Ich will gerade etwas Unfreundliches erwidern, als Kira in der Hofeinfahrt auftaucht. Sie hatte mir auf dem Rückweg von Familie Stetten noch einen Ausflug in den Hof gegönnt, aber nun scheint Zapfenstreich zu sein.

»Winston, genug geflirtet! Du kommst jetzt mal wieder mit hoch. Du weißt doch, wie allergisch meine Mutter momentan auf deine Ausflüge reagiert.« Sie geht zum Unterstand und nimmt mich auf den Arm.

»Genug geflirtet?«, fragt Karamell erstaunt. »Wie meint sie denn das?«

Maunz und heilige Ölsardine! Hier soll doch keiner wissen, wie gern ich Odette mag, Kira! Aus den Augenwinkeln beobachte ich Odette. Guckt sie irgendwie komisch? Nein, Gott sei Dank nicht. Offenbar hat sie Kiras kleine Anspielung nicht verstanden.

»Äh, keine Ahnung, wie sie das meint«, rede ich mich raus. »Ist doch auch egal. Hauptsache, sie nimmt uns Montag alle mit in die Schule. Ich kläre das. Macht euch keine Sorgen. Ist ein Kinderspiel für mich.«

Odette nickt freundlich, aber während mich Kira wegträgt, kann ich noch sehen, wie Spike und Karamell völlig ungläubig die Köpfe schütteln. Ich weiß genau, was sie denken: Plemplem!

Menno! Euch zeig ich’s!

Erziehung auf Russisch. Essen auf Italienisch. Schummeln auf Deutsch.

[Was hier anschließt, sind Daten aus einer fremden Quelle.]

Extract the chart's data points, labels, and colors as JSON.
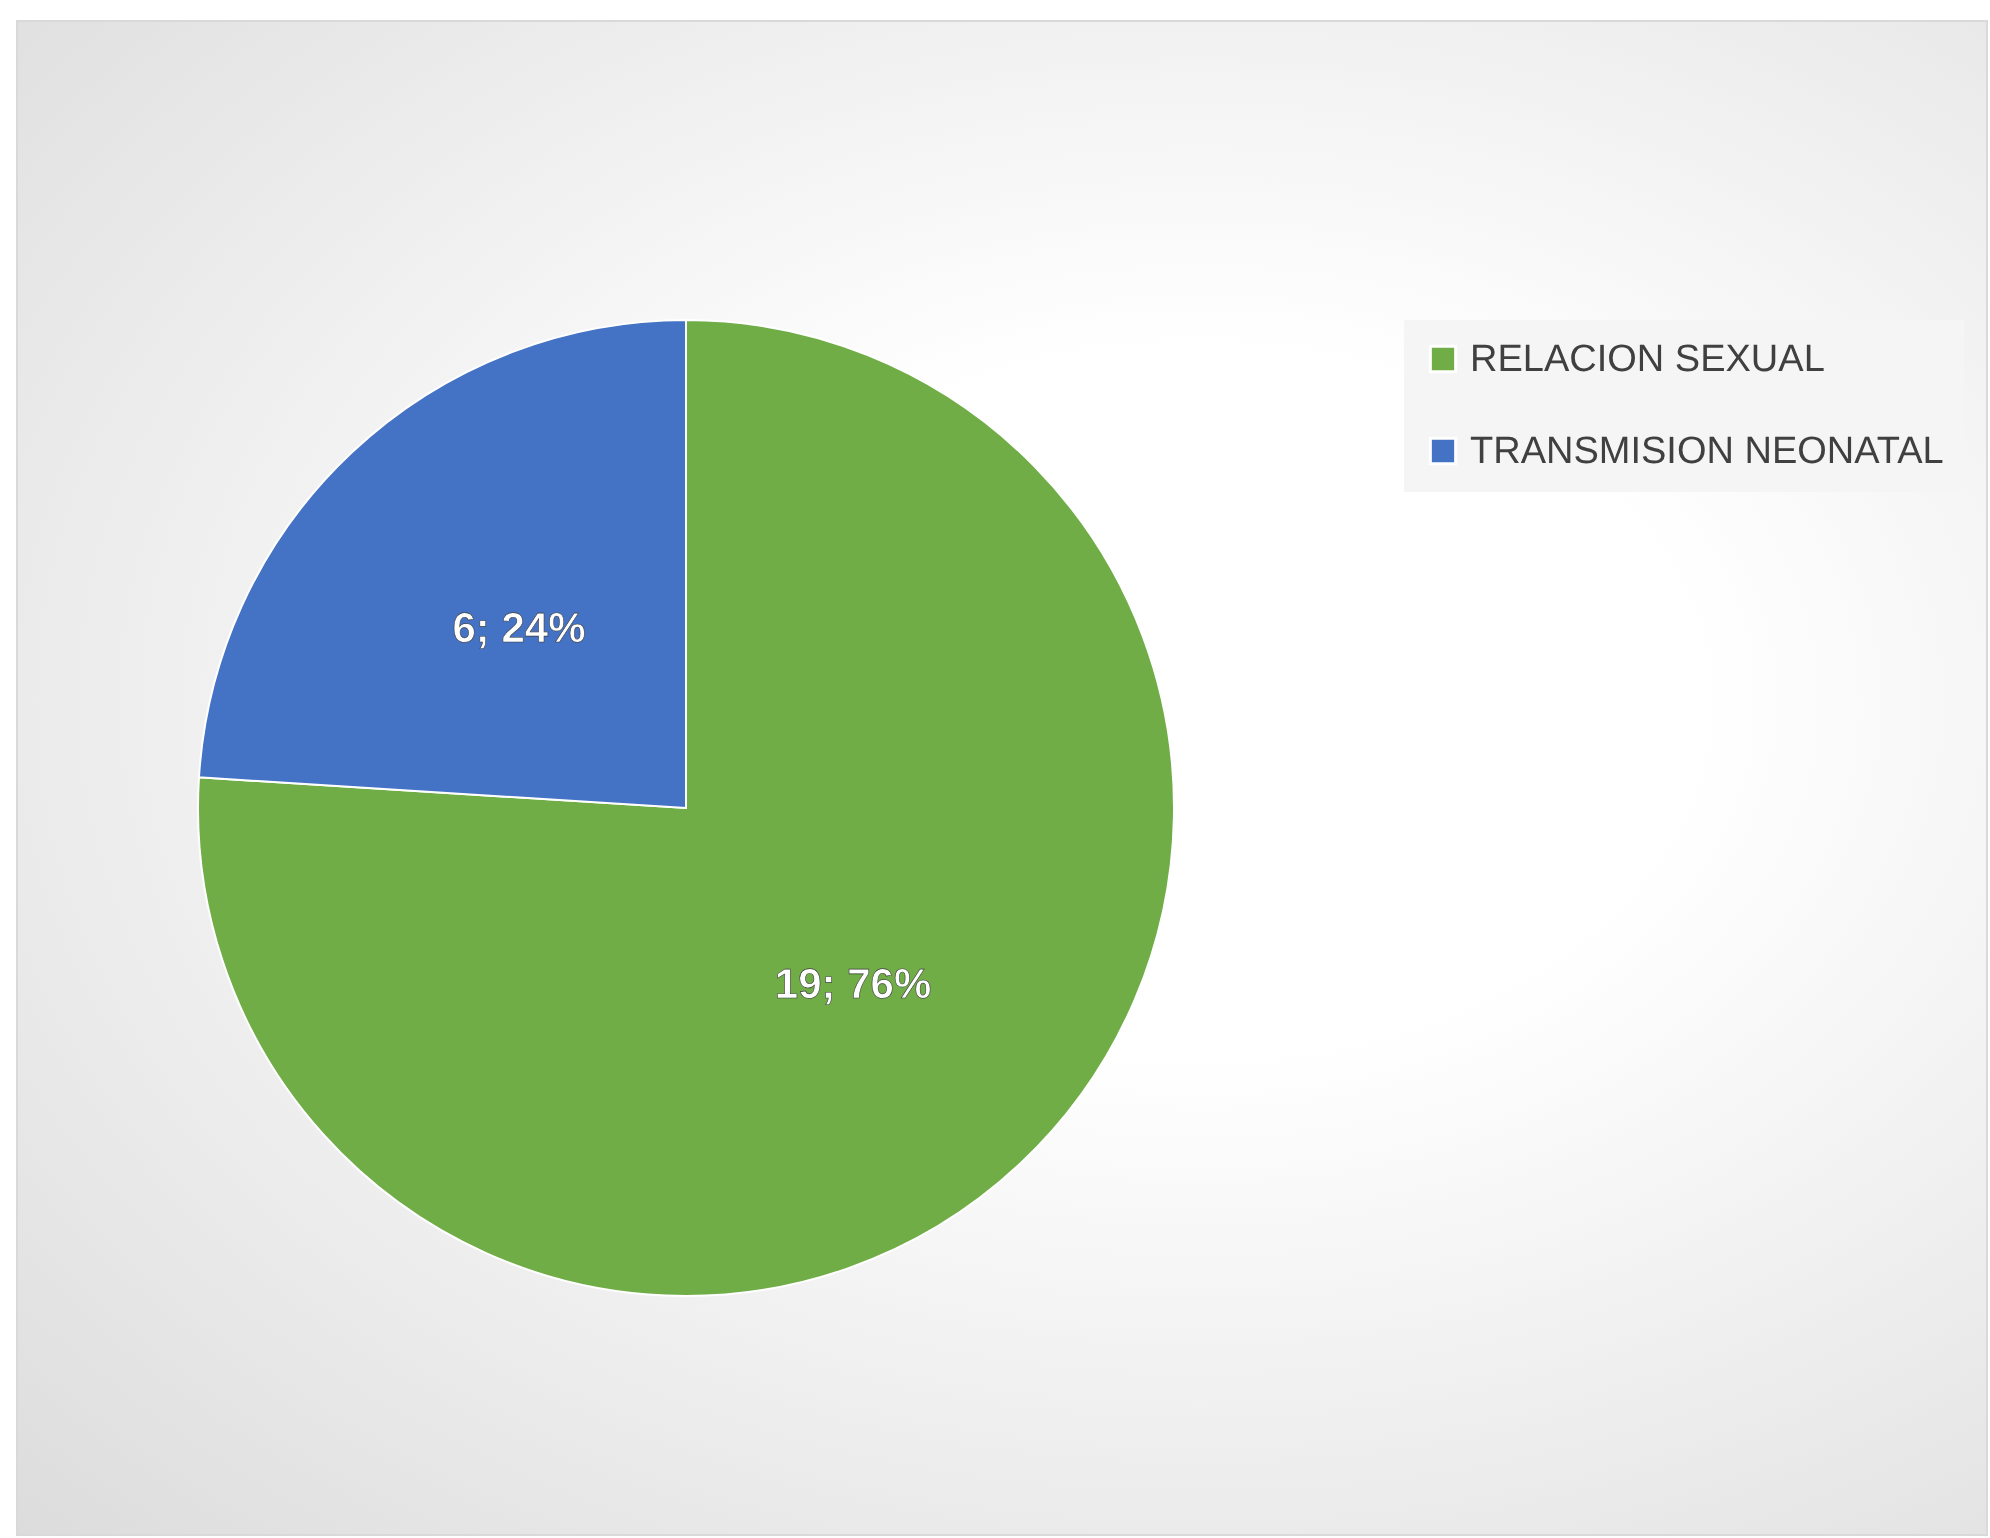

»Na, war Katerrr wieder verschwunden?« Babuschka beäugt mich misstrauisch, als Kira mich ins Wohnzimmer trägt und sich zusammen mit mir auf das Sofa setzt.

Kira schüttelt den Kopf. »Nö. Ich habe ihn nur ein bisschen im Hof herumlaufen lassen. Winston braucht seine Freiheit!«

Genau! Weil ich nämlich ein wilder und gefährlicher Typ bin und es mir als reiner Stubenkater mittlerweile viel zu langweilig ist! Ähem, okay, das ist nur die halbe Wahrheit: Eigentlich gefällt es mir in der Wohnung ziemlich gut, nur kann ich Odette wohl kaum beeindrucken, wenn ich den ganzen Tag auf dem Sofa herumliege. Aber wem erzähle ich das – Babuschka kann mich doch nicht verstehen.

»Kira, kak charascho schto ja nakanezta sdes. Ja budu w buduschtschem pamagat twajej mame schtobi sdes nakanez vazaril parjadak!«

Kira zuckt mit den Schultern. »Oma, ich verstehe leider kein Russisch mehr. Du musst Deutsch mit mir sprechen.«

Maunz – das ist aber eine faustdicke Lüge! Denn seitdem ich selbst in Kiras Körper steckte, weiß ich, dass sie ausgezeichnet Russisch versteht. Warum will Kira das denn nicht zugeben? Ob ihr vielleicht nicht passt, was Babuschka gerade gesagt hat? Dass sie hier endlich mal für Ordnung sorgen will. Selbst als Kater verstehe ich das jetzt noch. Gefallen tut mir die Vorstellung einer für Ordnung sorgenden Babuschka allerdings auch nicht. Ich finde nämlich, bei uns ist alles in Ordnung.